Tenants rent backyard shacks for R100 a month, though some landowners charge more, "depending on quality of accommodation provided", Masuku says.

"People no longer pitch up tent anywhere, anyhow here. We have formal stands that are registered with the City of Johannesburg. Actually, Freedom Park is no longer a squatter camp as most people usually refer to the settlement. It's now like any other township in Johannesburg," Masuku says proudly.

In 2002 the City made plans to rid Johannesburg of informal settlements and land invasions. Plans are also under way to make way for serviced stands owned by people who have title deeds to their properties.

Two years later, in 2004, the City of Johannesburg approved a consolidated list of 189 informal settlements and housing projects, the first step towards achieving its target of formalising informal settlements within the next three years.

Already, electricity has been installed in all households and bulk sewerage and water infrastructure is in place. "We are now waiting for work to begin for the council to build reconstruction and development programme houses for us but we are not sure when," Masuku adds.

However, not all of Freedom Park's homes are made of metal and wood. A house that would be at home in any affluent suburb in Johannesburg, complete with carport and satellite dish, looks lost amid the tiny shacks.

Masuku remembers settling in the area in 1998, when Freedom Park was "an empty tract of land". "It was a life full of hardship and pain. There was no water, electricity or toilets. But now we have toilets, even though they are not adequate."

Rows of chemical toilets line the streets, serving approximately five households each. A sanitary truck comes once a week to empty overflowing toilets.
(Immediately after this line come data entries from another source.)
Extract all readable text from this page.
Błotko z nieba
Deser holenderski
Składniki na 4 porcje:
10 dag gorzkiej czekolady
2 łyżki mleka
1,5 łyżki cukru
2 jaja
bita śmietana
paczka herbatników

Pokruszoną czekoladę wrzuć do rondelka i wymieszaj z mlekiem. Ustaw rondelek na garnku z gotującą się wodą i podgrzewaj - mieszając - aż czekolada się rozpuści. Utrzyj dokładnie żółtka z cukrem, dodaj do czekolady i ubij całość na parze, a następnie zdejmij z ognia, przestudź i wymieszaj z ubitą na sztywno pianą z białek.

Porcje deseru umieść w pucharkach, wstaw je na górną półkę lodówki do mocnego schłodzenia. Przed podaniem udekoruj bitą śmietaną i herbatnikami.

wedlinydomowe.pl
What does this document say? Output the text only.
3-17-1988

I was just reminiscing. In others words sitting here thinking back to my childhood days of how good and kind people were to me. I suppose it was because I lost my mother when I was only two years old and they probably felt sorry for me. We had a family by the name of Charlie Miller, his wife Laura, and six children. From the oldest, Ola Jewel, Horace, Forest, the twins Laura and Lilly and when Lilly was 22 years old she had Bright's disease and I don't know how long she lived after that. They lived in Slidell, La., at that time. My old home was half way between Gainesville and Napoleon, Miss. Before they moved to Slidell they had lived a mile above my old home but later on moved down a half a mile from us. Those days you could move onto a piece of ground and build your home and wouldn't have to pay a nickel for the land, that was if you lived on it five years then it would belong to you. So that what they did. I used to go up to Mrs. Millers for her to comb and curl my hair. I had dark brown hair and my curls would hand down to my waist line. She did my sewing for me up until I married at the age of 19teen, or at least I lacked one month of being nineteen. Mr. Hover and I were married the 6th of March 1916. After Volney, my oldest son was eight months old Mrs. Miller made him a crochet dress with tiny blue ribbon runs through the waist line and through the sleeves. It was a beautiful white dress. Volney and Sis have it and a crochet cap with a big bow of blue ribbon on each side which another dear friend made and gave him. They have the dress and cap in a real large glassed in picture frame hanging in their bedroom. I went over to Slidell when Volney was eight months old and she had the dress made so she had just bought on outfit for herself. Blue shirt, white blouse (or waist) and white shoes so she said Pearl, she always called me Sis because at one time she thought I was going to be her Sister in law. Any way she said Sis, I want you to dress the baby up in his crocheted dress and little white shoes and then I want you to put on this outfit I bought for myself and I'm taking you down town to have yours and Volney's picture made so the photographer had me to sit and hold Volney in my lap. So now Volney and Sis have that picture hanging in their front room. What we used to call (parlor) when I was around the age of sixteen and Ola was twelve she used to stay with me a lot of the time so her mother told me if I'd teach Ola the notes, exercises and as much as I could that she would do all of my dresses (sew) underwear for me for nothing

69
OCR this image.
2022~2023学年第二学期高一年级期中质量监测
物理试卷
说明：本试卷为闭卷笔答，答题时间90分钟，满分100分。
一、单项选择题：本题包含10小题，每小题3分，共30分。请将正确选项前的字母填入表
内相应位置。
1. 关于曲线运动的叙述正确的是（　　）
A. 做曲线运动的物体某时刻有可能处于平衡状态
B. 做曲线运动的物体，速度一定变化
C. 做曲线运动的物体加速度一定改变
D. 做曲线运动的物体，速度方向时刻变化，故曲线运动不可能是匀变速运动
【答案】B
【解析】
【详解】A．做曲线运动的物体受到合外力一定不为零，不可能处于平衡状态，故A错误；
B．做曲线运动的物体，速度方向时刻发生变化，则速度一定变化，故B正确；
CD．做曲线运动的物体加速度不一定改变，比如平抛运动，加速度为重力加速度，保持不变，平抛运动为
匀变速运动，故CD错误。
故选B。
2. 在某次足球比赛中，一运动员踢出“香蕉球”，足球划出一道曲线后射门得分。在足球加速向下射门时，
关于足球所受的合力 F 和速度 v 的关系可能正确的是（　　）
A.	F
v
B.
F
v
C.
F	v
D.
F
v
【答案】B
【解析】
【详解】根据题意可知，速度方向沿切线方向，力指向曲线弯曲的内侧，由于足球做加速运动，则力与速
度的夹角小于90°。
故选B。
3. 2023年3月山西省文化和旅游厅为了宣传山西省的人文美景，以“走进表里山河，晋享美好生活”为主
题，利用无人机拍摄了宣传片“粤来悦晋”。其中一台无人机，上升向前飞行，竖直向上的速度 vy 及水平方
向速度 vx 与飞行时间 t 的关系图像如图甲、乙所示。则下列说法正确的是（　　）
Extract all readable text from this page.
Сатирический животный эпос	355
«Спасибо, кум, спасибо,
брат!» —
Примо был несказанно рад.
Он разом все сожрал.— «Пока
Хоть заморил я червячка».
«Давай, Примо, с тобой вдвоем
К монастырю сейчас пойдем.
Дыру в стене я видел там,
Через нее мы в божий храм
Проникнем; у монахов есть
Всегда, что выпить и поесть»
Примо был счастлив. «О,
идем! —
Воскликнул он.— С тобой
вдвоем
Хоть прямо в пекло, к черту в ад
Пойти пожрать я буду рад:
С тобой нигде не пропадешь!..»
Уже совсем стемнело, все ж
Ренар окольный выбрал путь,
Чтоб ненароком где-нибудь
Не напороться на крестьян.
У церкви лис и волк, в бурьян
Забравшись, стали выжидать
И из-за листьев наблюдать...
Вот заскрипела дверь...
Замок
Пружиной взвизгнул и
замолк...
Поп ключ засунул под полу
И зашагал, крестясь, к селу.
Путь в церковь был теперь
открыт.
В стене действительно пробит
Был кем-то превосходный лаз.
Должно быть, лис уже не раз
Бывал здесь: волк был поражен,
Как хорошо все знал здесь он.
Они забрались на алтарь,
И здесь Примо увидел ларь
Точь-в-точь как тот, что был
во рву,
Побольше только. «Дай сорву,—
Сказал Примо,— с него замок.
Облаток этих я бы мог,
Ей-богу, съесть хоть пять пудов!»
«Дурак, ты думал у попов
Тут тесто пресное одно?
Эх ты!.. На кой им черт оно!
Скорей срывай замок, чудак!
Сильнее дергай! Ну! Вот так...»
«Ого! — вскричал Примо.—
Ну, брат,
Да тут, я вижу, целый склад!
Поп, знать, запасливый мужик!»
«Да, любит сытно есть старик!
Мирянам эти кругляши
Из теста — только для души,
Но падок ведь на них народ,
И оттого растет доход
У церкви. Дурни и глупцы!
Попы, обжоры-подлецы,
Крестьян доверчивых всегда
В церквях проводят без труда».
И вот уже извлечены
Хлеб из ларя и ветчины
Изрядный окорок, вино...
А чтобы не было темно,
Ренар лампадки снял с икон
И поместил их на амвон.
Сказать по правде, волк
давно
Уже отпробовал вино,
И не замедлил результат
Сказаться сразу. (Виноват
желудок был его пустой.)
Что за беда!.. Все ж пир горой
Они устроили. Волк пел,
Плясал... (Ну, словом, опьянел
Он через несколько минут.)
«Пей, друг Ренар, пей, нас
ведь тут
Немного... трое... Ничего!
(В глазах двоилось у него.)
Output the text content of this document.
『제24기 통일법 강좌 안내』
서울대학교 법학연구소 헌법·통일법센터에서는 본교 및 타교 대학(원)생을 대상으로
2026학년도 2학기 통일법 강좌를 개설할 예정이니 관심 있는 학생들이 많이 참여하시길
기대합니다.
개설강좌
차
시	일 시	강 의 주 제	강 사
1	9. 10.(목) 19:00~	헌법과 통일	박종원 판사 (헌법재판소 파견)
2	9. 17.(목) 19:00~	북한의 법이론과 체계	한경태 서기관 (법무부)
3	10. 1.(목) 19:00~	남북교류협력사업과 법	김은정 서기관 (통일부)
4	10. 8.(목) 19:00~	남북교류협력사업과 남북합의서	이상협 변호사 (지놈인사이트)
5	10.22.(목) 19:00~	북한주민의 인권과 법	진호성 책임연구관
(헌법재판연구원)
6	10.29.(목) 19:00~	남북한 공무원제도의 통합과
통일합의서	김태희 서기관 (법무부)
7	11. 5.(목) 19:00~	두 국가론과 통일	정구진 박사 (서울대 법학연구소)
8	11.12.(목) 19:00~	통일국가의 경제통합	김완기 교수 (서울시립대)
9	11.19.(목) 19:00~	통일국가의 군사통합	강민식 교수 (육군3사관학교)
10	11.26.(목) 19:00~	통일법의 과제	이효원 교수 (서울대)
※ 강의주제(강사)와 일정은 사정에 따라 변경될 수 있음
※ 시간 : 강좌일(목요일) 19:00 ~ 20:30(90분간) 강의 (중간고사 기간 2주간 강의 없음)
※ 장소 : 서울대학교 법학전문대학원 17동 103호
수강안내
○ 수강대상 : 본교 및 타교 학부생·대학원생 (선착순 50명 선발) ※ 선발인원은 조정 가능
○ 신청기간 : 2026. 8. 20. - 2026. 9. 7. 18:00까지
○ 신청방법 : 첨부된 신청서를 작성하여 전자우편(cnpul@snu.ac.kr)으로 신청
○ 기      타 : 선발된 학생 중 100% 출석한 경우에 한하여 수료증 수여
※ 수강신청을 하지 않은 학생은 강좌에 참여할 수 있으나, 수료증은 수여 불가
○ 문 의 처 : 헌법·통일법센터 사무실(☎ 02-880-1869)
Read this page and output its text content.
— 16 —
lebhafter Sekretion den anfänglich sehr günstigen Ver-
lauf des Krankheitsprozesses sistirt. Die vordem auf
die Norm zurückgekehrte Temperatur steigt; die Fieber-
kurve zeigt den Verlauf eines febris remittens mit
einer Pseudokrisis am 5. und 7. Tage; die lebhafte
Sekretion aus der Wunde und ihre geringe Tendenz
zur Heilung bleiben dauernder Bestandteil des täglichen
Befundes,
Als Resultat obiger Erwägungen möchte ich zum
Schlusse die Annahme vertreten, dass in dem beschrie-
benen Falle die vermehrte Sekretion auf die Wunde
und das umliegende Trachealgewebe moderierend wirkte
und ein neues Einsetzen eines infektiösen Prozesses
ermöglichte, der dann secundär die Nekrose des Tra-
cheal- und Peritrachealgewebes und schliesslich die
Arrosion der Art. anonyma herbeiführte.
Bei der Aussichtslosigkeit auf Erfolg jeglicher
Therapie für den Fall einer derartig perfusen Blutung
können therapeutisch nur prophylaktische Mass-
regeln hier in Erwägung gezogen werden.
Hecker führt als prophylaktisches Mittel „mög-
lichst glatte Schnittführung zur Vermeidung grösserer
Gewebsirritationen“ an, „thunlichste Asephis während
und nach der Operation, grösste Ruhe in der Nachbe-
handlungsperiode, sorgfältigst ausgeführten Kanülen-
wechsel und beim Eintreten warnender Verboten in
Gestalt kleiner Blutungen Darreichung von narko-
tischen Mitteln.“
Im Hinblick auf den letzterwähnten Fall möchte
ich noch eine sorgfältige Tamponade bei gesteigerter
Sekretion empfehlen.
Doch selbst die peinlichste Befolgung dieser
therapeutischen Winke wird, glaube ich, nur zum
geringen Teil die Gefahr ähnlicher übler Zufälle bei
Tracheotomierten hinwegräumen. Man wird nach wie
Plastic containers of all sizes line the walls of most dwellings. They are used as storage for water, which is delivered for free by tanker four times a week. Residents use the water for washing, bathing, drinking and cooking. Masuku says he uses eight 25-litre containers between deliveries.

"When we first arrived in Freedom Park we used tents and then built ourselves these shacks. There were white farmers who used to live in old houses in this area but they left when we moved in. We used to live in Soweto where my family rented a room. We heard that there was a free tract of land where homeless people could live and we jumped at the chance," Masuku recalls.

A community leader, identified only as Willie, became the "councillor" for the squatter camp. "He was responsible for measuring and giving out stands to people in need," Masuku adds.

He is proud to say that life has changed for the better since he arrived in Freedom Park. Construction of tarred roads began in 2004, though this has been shelved for the moment.

Freedom Park now also boasts a primary school, officially opened by former president Nelson Mandela. It has a media centre with 35 computers, and a library. Social amenities are being established. A Rhema Church and a sponsored crèche have been established.

Entertainment is not scarce at Freedom Park, either. There a plethora of drinking holes, where one can get a mug of homebrew for R1. Clear beer can set you back R6 but the most commonly drunk liquor is opaque beer, which comes in cartons. Some taverns run 24 hours a day, according to Masuku.

He now owns a popular spaza shop, known as "JVS Sambo Mini Market". Most Freedom Park residents rely on spazas for their groceries, "but those who want to buy bulk usually go to near-by Devland," Masuku explains.

Shadows are lengthening as the afternoon draws to a close, and a smoky haze has began to gather over the informal settlement. Braziers blaze in most yards and there is animated activity as people prepare for the night - Freedom Park is not very safe at night.